English    Türkçe    فارسی   

2
2625-2634

  • Ondan nice lütuflar görmüşüz, rıza gülistanında nice dolaşmışız. 2625
  • ای بسا کز وی نوازش دیده‏ایم ** در گلستان رضا گردیده‏ایم‏
  • Başımıza rahmet elini koyar, bize de lütuf çeşmelerini izhar ederdi.
  • بر سر ما دست رحمت می‏نهاد ** چشمه‏های لطف از ما می‏گشاد
  • Ben daha çocukken, süt emiyorken beşiğimi kim salladı? O!
  • وقت طفلی‏ام که بودم شیر جو ** گاهوارم را که جنبانید او
  • Onun sütünden başka kimden süt emdim, onun tedbirinden başka beni kim yetiştirdi?
  • از که خوردم شیر غیر شیر او ** کی مرا پرورد جز تدبیر او
  • Vücuda sütle giren huyu, çıkarmaya kimin iktidarı vardır?
  • خوی کان با شیر رفت اندر وجود ** کی توان آن را ز مردم واگشود
  • Kerem denizi bir itapta, bulunsa bile, kerem kapılarını kapalı bırakır mı? 2630
  • گر عتابی کرد دریای کرم ** بسته کی گردند درهای کرم‏
  • Onun, asıl peşin ihsan ettiği para, lütuf ve vergisidir.
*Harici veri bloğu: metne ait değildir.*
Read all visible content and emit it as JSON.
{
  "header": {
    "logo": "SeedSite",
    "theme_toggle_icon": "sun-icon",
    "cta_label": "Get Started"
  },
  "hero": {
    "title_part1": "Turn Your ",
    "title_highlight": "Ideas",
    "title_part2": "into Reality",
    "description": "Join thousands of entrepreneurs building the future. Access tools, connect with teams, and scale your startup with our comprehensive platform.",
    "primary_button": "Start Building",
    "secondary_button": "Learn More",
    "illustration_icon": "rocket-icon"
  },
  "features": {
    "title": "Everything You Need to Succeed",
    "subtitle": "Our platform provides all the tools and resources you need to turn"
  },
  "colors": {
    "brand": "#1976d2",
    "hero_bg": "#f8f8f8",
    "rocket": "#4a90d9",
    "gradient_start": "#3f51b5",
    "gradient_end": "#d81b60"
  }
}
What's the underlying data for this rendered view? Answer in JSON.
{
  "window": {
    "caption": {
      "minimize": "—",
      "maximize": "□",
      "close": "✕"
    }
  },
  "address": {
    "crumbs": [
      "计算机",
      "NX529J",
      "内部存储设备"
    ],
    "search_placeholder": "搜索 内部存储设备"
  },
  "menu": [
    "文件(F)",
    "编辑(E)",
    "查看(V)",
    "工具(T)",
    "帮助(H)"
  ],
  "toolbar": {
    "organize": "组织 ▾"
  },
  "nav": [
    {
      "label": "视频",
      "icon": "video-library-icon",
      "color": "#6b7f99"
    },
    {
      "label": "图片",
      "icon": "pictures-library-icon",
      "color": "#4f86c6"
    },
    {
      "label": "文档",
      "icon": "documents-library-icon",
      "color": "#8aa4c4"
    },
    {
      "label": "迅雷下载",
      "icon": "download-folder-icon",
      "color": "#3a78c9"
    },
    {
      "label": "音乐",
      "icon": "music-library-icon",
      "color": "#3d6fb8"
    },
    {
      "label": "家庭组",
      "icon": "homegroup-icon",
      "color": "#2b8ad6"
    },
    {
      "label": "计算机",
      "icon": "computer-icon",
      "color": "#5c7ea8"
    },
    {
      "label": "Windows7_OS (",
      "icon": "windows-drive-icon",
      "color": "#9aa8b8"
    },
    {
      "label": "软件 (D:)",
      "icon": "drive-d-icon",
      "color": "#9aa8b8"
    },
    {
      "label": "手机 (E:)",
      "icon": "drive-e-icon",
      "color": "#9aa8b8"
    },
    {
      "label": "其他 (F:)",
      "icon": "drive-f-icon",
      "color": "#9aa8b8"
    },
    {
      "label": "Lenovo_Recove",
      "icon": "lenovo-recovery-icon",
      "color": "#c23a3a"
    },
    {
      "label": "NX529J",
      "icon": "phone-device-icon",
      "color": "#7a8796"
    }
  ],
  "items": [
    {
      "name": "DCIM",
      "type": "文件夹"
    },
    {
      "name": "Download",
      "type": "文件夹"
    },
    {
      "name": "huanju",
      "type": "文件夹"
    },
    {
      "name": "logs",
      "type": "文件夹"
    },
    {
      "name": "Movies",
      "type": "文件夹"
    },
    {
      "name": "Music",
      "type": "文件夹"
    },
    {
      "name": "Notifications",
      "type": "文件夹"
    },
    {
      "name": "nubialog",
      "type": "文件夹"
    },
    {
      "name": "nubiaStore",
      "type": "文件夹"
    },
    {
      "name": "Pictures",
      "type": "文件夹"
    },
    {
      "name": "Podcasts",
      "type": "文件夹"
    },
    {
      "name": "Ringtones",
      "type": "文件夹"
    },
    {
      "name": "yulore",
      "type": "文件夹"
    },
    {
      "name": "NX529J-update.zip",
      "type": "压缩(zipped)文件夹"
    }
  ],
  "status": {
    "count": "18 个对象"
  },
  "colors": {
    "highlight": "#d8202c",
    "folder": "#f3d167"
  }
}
Kahırsa, o paranın üstüne konmuş arızi bir tozdan ibarettir.
  • اصل نقدش داد و لطف و بخشش است ** قهر بر وی چون غباری از غش است‏
  • Âlemi lütfetmek için yarattı. Zerrelere, onun güneşi riayetlerde bulundu.
  • از برای لطف عالم را بساخت ** ذره‏ها را آفتاب او نواخت‏
  • Ayrılık bile, onun kahrından doğmakla berber vuslatın kadrini bilmek içindir.
  • فرقت از قهرش اگر آبستن است ** بهر قدر وصل او دانستن است‏
  • Bu suretle diler ki ayrıldığı, canın kulağını bursun, onu tedibetsin de can, vuslat günlerini bilsin.